Unter den Fällen der Zeugen Jehovas befand sich einer, in dem das Bundesgericht eine kleine Steuer auf das Hausieren mit Büchern und Schriften in Opalika, Alabama, billigte, Black aber widersprach. Mit Douglas und Murphy, denen er im Fall Gobitis gefolgt war, arbeitete er ein kurzes abweichendes Votum zur Erklärung ihrer Haltung aus:

"Da wir uns dem Urteil im Falle Gobitis angeschlossen haben, halten wir dies für eine Gelegenheit, festzustellen, daß wir jetzt darin ein Fehlurteil sehen.

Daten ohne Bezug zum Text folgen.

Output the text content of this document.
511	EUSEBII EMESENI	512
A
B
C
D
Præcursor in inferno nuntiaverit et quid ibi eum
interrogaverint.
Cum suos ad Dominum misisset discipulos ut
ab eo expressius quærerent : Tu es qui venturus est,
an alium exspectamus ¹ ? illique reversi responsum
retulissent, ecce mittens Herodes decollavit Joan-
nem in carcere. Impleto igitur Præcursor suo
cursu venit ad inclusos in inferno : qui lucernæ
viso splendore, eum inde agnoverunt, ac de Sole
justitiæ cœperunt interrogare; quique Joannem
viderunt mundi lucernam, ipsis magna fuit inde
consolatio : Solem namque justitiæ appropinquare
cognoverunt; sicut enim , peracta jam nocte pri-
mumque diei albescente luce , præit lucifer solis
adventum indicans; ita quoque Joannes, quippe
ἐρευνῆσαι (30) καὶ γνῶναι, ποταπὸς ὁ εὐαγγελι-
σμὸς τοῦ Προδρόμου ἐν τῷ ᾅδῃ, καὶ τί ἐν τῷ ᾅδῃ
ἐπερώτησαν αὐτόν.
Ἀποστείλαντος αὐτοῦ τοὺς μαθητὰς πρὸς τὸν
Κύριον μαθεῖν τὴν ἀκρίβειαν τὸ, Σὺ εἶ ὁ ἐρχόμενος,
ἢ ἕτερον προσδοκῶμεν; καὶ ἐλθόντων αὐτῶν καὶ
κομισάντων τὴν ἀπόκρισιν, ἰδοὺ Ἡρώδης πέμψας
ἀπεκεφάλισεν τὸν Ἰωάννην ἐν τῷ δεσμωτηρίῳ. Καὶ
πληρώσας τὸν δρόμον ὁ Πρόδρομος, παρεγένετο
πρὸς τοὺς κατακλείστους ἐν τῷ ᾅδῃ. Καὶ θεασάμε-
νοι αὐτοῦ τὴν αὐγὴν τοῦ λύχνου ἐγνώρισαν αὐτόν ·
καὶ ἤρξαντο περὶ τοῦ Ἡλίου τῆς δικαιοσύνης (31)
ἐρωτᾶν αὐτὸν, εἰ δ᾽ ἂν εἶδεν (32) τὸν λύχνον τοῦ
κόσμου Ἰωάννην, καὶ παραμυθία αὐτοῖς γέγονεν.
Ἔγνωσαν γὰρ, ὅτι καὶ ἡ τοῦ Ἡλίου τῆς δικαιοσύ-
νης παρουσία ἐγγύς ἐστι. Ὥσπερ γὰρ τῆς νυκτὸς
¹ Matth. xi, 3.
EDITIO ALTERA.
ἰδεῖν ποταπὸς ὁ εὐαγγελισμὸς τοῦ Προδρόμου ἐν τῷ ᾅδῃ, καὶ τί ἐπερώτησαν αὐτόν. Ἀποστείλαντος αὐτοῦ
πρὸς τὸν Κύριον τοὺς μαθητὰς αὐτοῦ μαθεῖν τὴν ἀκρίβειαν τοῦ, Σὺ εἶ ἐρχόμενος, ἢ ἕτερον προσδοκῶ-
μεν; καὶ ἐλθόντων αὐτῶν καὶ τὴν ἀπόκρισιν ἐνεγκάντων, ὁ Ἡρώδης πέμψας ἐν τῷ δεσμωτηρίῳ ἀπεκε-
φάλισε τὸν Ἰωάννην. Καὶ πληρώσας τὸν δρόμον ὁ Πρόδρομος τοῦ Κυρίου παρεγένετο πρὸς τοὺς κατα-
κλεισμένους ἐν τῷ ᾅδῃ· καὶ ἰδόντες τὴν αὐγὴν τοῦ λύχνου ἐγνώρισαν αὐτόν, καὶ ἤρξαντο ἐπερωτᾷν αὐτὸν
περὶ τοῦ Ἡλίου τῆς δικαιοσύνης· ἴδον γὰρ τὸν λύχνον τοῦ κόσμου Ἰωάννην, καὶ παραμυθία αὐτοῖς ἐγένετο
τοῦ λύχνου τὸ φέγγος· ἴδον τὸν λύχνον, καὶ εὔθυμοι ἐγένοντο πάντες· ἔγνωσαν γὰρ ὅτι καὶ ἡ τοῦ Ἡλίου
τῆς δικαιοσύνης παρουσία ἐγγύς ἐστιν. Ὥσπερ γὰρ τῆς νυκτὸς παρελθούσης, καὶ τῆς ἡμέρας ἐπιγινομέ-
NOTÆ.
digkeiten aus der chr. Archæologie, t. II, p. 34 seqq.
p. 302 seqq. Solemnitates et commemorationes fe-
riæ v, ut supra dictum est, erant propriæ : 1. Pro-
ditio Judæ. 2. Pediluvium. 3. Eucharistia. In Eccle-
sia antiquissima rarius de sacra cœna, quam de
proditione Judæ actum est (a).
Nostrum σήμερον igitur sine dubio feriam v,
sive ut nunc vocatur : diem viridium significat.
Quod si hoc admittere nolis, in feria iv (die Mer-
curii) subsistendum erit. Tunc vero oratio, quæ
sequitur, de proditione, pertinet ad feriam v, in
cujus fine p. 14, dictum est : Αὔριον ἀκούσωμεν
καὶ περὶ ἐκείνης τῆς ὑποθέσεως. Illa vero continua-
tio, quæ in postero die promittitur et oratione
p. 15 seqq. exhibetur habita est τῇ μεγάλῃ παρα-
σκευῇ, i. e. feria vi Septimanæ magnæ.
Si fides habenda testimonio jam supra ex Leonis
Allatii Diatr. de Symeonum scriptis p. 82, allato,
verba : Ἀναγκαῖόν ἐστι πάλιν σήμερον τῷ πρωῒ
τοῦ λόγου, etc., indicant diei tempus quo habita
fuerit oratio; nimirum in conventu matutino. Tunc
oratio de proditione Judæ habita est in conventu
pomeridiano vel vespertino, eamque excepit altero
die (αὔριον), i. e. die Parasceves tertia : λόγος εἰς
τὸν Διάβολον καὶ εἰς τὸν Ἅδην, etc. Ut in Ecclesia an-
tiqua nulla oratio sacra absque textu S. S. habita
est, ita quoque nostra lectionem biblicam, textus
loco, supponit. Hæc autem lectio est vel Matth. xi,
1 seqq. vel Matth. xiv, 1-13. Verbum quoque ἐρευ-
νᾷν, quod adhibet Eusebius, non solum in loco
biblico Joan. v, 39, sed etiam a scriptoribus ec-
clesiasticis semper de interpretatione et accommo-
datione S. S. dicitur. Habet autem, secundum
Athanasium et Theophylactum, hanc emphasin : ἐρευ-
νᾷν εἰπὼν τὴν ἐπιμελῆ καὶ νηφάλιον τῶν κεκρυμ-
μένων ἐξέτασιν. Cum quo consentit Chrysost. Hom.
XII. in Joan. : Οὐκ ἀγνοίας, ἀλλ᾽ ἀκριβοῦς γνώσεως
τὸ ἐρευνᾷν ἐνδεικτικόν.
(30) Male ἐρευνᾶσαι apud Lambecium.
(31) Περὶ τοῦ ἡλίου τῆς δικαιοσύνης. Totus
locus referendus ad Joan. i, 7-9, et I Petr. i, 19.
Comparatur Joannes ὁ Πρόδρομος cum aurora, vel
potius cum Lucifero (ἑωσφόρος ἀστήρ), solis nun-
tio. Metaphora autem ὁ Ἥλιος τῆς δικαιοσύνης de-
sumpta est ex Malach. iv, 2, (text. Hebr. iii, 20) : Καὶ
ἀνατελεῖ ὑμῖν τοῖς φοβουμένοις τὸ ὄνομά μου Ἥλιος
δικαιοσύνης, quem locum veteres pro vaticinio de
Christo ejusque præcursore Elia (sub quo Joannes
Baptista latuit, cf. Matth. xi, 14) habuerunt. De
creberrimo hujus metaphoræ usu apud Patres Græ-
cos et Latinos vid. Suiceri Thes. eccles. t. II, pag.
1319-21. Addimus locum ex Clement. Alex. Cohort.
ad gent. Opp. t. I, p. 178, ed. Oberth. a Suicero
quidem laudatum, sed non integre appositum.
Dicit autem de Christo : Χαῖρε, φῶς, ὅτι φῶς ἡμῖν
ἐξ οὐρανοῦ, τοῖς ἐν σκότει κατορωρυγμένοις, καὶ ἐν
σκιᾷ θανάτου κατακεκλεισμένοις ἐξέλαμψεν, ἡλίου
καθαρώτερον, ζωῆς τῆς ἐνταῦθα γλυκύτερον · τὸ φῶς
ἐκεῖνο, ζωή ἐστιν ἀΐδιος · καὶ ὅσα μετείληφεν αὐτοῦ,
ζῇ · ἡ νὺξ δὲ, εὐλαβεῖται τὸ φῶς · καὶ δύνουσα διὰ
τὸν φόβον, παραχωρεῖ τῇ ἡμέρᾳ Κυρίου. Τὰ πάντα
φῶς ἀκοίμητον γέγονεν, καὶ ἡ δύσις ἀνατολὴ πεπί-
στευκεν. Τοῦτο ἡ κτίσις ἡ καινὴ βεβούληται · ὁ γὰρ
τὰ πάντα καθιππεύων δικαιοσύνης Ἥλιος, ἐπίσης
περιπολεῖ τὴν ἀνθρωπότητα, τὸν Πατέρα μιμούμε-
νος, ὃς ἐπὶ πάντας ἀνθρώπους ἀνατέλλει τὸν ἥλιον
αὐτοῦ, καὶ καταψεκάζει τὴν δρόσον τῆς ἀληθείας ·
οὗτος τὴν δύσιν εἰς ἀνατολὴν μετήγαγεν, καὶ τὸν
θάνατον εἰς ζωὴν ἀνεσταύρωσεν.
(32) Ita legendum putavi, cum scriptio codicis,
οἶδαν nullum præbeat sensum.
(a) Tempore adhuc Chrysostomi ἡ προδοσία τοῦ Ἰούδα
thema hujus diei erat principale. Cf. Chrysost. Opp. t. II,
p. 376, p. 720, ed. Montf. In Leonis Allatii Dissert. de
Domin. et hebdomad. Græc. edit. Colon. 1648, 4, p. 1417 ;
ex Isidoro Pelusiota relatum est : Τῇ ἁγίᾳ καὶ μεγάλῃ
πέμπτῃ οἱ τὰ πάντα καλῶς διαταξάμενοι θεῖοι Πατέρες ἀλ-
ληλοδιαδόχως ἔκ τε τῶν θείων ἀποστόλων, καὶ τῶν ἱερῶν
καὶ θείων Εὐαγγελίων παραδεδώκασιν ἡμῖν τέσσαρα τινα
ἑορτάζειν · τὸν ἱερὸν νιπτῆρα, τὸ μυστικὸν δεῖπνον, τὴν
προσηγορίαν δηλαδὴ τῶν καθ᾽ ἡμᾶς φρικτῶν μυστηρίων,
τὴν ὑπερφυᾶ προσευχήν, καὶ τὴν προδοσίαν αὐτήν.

Unsere demokratische Regierungsform hat sicherlich unter der historischen Bill of Rights die unbedingte Verantwortung, den religiösen Anschauungen der Minderheit gerecht zu werden, wie sehr diese auch gegen die öffentliche Meinung und die Orthodoxie verstoßen mögen. Die 1. Ergänzung stellt das Recht der freien Religionsausübung nicht an eine untergeordnete Stelle. Wir fürchten jedoch, daß dies bei dem Falle Gobitis der Fall ist."

Immer wieder die 1. Ergänzung. Dadurch blieb das Gesetz in einem Zustand der Unsicherheit. Vier Richter hielten den Flaggengruß für verfassungswidrig, nur drei sprachen sich für ihn aus, Frankfurter, Roberts und Reed. Hughes und Mc Reynolds waren abgegangen und zwei neue Richter, Jackson und Rutledge, waren nicht verpflichtet. Was sollte ein niederer Gerichtshof tun?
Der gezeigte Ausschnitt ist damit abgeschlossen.